In 1758, Jean-Etienne Guettard mentioned in a publication of the French Royal Academy of Sciences the particular behavior of three rivers in Normandy that “gradually disappear and then reappear downstream”. Guettard noticed “holes in the river bed that absorb river flow”. These three rivers are respectfully the Iton, the Avre and the Risle rivers, all flowing on the Upper Cretaceous chalk, and located in the eastern part of Normandy, in northwest France.
The Risle and Avre rivers are both constituted of 3 segments showing changing hydraulic behaviors: a first section upstream where the river and the groundwater (GW) are hydraulically connected and are in equilibrium, a middle portion where the river and the GW are disconnected, with sinkholes forming in the minor bed, progressively decreasing the river flowrate and sometimes leading to complete river dry up, and a third section downstream, representing converging outlets of the karst aquifer system, where river and GW undergo reconnection, starting up with a strong resurgence area. The Iton river is a more complex hydrosystem with two successive karst sections resulting in five segments showing changing hydraulic behaviors (river and WT level being alternatively connected and disconnected).
Several monitoring networks for groundwater level and flowrate do exist in these rivers since the seventies or eighties. A more dense and better located monitoring network was implemented in the Risle river basin as part of the Risle Observatory which operated over a 3 year period (2013-2016).
These monitoring networks allowed for using lumped hydrological modelling with GARDENIA to notably quantify groundwater karstic flowrate as well as the groundwater components of the river flow.
Eleven (11) lumped modelling processes were carried out with calibration using both piezometric levels and riverflow : 2 models were generated in the Iton basin, 4 in the Risle basin and 3 in the Avre basin. Two (2) other models were also elaborated in less karstic chalk basins (Austreberthe and Cailly Rivers) for comparison.

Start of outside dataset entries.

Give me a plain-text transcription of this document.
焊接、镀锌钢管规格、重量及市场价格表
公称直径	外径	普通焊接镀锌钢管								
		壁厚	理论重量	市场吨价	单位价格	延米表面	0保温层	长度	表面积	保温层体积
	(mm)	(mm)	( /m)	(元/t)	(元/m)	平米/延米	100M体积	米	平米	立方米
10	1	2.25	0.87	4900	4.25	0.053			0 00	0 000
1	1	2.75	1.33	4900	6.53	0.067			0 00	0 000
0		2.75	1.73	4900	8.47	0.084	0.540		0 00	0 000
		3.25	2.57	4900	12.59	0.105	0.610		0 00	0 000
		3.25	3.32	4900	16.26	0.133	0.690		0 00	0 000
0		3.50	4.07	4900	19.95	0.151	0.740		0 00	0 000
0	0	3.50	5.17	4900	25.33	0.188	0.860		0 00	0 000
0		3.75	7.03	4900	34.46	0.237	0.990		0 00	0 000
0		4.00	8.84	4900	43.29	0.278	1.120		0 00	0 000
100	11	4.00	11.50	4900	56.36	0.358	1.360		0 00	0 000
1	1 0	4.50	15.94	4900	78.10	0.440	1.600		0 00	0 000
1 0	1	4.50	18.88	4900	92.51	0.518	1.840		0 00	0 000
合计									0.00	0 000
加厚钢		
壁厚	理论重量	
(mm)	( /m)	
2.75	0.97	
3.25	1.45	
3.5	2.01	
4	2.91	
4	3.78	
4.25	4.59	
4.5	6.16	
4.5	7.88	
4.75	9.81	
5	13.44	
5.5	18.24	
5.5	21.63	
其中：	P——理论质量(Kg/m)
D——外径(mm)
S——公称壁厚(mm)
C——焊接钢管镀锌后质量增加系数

Regarding the groundwater component of the river flow, results obtained showed that for less karstic chalk basins, the average net GW input accounts for 74% to 98% of the mean river flow. In karstic basins, the net groundwater component of the mean river flow can decrease to around 30% at the end of the karst sections(i.e; 34 % for the Risle and 29% for the Avre). In the karst sections of the rivers, GW karst flow can be highly significant, up to 36% of the effective rainfall in the second karst segment of the Iton river and 56% in the middle portion of the Risle river).
Acquiring a good understanding of these GW and river flow interaction processes is essential for floodrisk assessment in karstic chalk environments.